Parallèlement, elle propose d’indemniser le fermier à hauteur de 50 francs par année de bail à courir, soit 450 francs. Il n’est pas d’accord : il veut 5% du dernier prix du propriétaire (2.400) par an, soit 120 francs. Comme il reste 9 années, l’indemnité demandée est de 1.080 francs. Aïe ! Nouveau refus du conseil. Action, réaction : le maire demande au Préfet de prononcer l’expropriation du propriétaire et du fermier pour cause d’utilité publique. Ils vont voir qui c’est Raoul !

Cadastre de 1867. Cette partie de la grande parcelle C24 a été choisie par le conseil municipal. Source AD17

Le 24 novembre, toujours en 1881, le maire de Saint-Vivien, Auguste Huguet de Majouveau, vient rendre compte au conseil municipal de son enquête publique d’établissement d’un nouveau cimetière. C’est inattendu : des avis consignés par la population, 2 ont voté « pour » et 93 sont « contre » ! La raison est simple : la population craint la destruction de l’actuel cimetière. Pour calmer les esprits, l’enquêteur conclut à la nécessité du nouveau cimetière mais préconise de maintenir l’ancien pendant une durée d’au moins 60 années. Le conseil est d’accord car cette possibilité avait déjà été réfléchie.

Le maintien de l’ancien cimetière est donc prévu jusqu’en 1943 mais le « déménagement » des sépultures sera bien plus rapide car en 1901, la commune aménagera la place autour de l’église.

Au début du siècle dernier, l’ancien cimetière est devenu une place publique.
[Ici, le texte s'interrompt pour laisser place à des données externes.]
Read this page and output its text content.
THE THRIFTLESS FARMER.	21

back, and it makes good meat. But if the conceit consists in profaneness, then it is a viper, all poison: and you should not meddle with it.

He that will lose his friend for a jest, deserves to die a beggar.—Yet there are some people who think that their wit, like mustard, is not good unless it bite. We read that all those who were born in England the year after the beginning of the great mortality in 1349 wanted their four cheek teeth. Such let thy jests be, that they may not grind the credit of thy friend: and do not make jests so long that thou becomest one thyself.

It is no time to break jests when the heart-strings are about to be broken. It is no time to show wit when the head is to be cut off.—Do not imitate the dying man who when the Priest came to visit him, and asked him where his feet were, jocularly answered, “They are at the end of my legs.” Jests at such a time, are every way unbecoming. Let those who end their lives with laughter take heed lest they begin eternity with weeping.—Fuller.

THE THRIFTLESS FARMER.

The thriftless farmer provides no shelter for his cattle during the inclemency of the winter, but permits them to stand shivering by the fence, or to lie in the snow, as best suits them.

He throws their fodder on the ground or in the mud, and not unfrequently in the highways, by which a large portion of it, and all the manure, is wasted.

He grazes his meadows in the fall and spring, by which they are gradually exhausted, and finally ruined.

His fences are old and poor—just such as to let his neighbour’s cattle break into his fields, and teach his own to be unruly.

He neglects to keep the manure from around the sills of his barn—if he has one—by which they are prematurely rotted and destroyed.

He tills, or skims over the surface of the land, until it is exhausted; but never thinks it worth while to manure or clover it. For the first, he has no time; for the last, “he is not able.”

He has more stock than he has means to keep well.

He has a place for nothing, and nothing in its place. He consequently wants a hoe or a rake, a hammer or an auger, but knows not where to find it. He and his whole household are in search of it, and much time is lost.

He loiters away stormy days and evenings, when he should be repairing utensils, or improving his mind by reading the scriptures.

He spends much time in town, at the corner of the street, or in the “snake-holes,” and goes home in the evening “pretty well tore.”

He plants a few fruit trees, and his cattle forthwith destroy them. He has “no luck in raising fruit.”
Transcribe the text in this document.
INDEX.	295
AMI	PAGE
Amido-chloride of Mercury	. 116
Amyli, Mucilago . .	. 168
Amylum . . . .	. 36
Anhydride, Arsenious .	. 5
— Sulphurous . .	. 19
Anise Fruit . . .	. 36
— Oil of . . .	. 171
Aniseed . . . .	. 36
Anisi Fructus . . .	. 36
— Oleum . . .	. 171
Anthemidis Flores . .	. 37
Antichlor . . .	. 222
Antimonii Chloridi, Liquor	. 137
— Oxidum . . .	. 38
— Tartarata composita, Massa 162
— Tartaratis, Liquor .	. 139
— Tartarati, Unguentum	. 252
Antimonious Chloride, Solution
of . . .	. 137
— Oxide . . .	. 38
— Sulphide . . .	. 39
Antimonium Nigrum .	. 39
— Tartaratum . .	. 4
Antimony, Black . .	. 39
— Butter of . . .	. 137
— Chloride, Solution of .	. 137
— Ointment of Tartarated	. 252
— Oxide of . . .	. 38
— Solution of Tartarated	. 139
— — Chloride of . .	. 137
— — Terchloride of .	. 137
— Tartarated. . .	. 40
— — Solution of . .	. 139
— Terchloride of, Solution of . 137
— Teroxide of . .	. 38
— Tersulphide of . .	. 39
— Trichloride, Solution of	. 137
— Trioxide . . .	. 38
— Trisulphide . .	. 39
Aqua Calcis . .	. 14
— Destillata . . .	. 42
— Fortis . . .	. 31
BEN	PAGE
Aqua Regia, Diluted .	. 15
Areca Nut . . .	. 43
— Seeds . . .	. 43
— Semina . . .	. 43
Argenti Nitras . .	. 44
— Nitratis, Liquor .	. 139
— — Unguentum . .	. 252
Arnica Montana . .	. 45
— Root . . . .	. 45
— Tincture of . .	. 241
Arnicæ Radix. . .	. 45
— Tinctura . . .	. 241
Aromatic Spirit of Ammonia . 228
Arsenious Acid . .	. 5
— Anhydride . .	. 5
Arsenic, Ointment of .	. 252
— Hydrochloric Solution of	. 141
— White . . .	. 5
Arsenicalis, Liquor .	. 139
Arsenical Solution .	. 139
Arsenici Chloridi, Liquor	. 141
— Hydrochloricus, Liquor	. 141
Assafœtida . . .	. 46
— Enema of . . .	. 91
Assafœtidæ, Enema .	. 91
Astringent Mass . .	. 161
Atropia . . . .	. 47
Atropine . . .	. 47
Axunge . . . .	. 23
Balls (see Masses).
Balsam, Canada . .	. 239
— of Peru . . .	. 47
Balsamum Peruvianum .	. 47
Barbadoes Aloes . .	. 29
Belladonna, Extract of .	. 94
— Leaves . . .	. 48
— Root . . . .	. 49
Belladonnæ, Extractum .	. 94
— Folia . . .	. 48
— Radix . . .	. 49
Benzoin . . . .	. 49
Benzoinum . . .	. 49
Source famille

Un mois plus tard, en décembre 1881, le conseil délibère. Le budget voté est de 10.000 francs (on est loin de 2.000 francs envisagés !) mais le mur de clôture et tous les frais annexes sont compris dans cette enveloppe. Un emprunt est nécessaire, la Caisse des Dépôts est préférée car elle offre de meilleures conditions. L’opération sera réglée en 15 annuités de 899 francs. La majorité des conseillers est d’accord, y compris les habitants les plus imposés.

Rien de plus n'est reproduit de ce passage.